Fevereiro Roxo: como a tecnologia ajuda em campanhas de prevenção de doenças?
Por Pedro Leonel

Pedro Leonel é Customer Success Manager da Pontaltech.

 

 

 

 

 

 

 

 

Muitas campanhas de saúde são instituídas anualmente a fim de conscientizar a população sobre a importância da realização de exames periódicos para, assim, aumentar as chances de tratamento graças ao diagnóstico precoce. Neste mês do fevereiro roxo – dedicado ao Alzheimer, Fibromialgia e Lúpus – contar com o apoio tecnológico na organização dessas ações é uma estratégia vital para aumentar sua assertividade. Principalmente, levando em consideração o forte risco que essas doenças podem causar no bem-estar físico e emocional daqueles acometidos.

Apesar de serem enfermidades bem diferentes entre si, todas apresentam como característica em comum o fato de serem patologias crônicas – demandando cuidados contínuos uma vez que não possuem cura. Dentre elas, dados divulgados pelo Ministério da Saúde mostram que cerca de 100 mil novos casos de alguma forma de demência são diagnosticados por ano, o que eleva a importância de sua descoberta cedo para aumentar a eficácia do tratamento dos sintomas e garantir uma melhor qualidade de vida para o paciente.

Neste cenário, a tecnologia é uma aliada indispensável para garantir a assertividade dessas campanhas, auxiliando desde o entendimento aprofundado sobre o público-alvo, até a manutenção dessa ação a longo prazo. Sua maior premissa deve ser a proatividade, entrando em contato periodicamente com as pessoas para relembrá-las sobre a realização de determinados exames, consultas que devem retornar, assim como alertar sobre os sintomas destas doenças e onde podem procurar a devida ajuda.

Uma grande dica para iniciar o planejamento destas campanhas é firmar parcerias com clínicas, postos e hospitais públicos e privados que costumam tratar estes pacientes. Além de terem um maior controle e conhecimento sobre o tema, sua ampla base de dados dará informações relevantes sobre estes perfis, os processos usuais de tratamento e remédios mais utilizados. Assim, ao entrarem em contato, terão uma maior certeza em conduzir a conversa conforme cada situação e o procedimento recomendado pelos órgãos oficiais.

Porém, ao contrário de outras campanhas ao longo do ano, o fevereiro roxo requer uma maior delicadeza na mensagem transmitida. O apelo deve ser mais sensível e o mais humanizado possível, uma vez que abordará doenças que não apresentam cura.

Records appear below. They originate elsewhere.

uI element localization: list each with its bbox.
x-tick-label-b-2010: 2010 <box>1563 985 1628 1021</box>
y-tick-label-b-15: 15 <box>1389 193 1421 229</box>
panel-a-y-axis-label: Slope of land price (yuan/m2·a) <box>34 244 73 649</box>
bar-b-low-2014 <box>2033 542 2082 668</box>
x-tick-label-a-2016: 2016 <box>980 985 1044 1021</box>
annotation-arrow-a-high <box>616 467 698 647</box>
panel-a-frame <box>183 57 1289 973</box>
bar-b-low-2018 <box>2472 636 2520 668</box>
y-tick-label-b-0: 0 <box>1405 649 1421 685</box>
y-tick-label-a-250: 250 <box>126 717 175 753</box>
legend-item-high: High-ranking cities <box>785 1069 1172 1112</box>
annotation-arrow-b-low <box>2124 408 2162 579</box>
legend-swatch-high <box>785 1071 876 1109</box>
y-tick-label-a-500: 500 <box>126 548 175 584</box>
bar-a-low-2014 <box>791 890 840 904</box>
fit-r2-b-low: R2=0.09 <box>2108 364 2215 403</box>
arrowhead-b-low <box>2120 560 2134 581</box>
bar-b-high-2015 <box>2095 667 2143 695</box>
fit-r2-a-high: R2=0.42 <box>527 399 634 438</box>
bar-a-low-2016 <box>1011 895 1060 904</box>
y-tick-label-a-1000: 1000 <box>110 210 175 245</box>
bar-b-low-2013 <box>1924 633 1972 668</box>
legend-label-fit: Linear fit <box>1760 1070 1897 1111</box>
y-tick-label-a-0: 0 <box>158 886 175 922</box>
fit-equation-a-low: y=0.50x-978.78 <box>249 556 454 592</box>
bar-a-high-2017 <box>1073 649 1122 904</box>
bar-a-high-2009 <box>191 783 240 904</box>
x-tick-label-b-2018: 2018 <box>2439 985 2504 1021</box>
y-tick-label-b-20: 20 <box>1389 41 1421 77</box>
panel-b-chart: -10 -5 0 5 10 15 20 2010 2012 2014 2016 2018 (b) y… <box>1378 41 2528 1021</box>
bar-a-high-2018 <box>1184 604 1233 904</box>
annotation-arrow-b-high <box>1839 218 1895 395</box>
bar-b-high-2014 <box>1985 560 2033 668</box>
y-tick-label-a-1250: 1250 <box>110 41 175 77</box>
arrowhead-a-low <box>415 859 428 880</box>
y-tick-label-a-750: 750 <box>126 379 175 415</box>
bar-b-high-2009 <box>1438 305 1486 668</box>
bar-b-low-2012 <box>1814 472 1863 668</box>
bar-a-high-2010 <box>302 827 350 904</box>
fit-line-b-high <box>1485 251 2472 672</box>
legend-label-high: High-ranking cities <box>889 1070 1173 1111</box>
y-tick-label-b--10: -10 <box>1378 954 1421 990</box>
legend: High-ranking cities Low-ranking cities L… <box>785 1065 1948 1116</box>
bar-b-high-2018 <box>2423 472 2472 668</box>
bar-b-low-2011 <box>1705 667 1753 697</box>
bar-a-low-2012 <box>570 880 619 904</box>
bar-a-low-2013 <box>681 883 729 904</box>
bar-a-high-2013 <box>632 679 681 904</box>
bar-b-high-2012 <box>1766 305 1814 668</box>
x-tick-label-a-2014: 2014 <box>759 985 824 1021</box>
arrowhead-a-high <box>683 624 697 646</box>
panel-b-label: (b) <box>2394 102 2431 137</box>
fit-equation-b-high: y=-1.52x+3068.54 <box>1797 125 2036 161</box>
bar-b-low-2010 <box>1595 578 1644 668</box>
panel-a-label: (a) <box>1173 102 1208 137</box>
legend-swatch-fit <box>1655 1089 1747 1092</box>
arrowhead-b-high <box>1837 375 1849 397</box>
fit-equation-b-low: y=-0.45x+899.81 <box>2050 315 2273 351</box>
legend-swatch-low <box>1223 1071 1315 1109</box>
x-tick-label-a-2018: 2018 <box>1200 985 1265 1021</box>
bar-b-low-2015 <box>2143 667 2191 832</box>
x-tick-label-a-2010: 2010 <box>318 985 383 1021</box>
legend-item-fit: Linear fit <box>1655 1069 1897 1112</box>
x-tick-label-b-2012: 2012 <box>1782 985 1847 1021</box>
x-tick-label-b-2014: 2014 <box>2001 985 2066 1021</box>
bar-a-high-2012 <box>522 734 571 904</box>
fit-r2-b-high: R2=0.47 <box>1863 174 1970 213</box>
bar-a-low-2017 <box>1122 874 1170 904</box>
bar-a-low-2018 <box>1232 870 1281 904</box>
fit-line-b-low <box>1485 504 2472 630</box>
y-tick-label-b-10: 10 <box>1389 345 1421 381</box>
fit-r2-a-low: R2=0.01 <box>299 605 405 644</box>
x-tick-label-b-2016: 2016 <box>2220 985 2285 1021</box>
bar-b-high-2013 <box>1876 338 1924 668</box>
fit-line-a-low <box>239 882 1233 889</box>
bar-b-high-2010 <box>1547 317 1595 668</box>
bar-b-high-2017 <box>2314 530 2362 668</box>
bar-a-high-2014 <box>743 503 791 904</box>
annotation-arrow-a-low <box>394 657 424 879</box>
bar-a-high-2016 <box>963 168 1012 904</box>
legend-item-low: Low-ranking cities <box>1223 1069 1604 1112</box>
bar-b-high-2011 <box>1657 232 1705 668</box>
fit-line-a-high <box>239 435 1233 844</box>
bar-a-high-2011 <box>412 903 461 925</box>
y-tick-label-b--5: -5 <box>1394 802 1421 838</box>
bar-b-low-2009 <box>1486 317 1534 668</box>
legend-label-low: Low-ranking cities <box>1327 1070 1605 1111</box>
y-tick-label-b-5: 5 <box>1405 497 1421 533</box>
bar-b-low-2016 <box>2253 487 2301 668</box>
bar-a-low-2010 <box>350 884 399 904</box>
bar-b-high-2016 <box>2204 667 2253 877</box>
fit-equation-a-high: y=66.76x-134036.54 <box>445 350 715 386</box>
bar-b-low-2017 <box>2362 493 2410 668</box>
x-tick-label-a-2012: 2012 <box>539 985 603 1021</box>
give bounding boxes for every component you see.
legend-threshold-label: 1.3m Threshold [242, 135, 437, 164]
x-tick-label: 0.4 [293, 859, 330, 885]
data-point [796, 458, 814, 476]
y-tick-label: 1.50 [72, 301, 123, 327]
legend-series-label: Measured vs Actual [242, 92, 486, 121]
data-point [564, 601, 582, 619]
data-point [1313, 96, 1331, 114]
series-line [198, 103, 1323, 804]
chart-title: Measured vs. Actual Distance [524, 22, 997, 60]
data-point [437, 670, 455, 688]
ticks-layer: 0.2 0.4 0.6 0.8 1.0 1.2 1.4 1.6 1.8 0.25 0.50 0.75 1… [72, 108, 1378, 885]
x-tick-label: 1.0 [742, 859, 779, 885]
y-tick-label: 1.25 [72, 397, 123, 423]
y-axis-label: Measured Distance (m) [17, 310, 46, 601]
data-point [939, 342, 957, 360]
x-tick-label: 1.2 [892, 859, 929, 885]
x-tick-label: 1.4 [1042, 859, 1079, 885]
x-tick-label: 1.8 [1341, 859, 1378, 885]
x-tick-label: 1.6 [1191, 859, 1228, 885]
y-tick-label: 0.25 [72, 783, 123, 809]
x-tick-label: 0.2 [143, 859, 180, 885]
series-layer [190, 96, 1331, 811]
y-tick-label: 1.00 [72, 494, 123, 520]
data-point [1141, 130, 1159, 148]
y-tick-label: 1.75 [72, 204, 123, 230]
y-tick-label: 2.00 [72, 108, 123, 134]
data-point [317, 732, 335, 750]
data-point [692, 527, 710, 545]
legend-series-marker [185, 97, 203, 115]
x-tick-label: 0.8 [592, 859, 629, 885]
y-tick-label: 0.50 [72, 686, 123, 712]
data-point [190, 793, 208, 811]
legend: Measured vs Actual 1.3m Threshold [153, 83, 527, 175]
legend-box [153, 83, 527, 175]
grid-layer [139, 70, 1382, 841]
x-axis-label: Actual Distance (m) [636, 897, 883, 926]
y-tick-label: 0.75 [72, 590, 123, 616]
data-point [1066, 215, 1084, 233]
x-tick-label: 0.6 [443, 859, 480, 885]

Por isso, é recomendado contar com o apoio de agentes de voz humanoides, que abordem esses pacientes em um tom mais amigável e leve, os orientando da melhor maneira possível conforme cada caso.

Essa inteligência artificial é a segunda base na organização das campanhas de saúde, uma vez que apenas conseguirá atingir seu propósito mediante uma sólida base de dados dos pacientes. Com essas informações, o agente de voz pode ser desenvolvido de forma personalizada e não invasivo conforme cada doença, levando em conta que cada uma apresenta suas próprias demandas e cuidados a serem seguidos. No caso do Alzheimer, como exemplo, essa ferramenta precisa ser programada para oferecer a opção de conversar com o responsável pela aquela pessoa.

A longo prazo, a mesma essência da proatividade precisa ser mantida, principalmente nestas doenças do fevereiro roxo – considerando que estes e muitos outros pacientes podem permanecer com problemas de saúde por muitos anos, e precisarão realizar exames rotineiramente como forma de controle de piora de seu estado. Os agentes de voz devem criar recorrência na comunicação, preferencialmente em uma constância mensal para relembrá-los sobre qualquer exame que precisem fazer.

Todas as campanhas de saúde precisam ser desenvolvidas com a maior participação colaborativa possível, contando com os profissionais da área de saúde responsáveis por lidar com esses pacientes e aqueles dedicados a programar a IA para entrar em contato com as pessoas, carregando as características acima. Com o apoio tecnológico, essas ações conseguirão atingir seu público com forte eficácia e, assim, contribuir para o aumento de diagnósticos precoces que auxiliem no tratamento e na qualidade de vida dessas pessoas.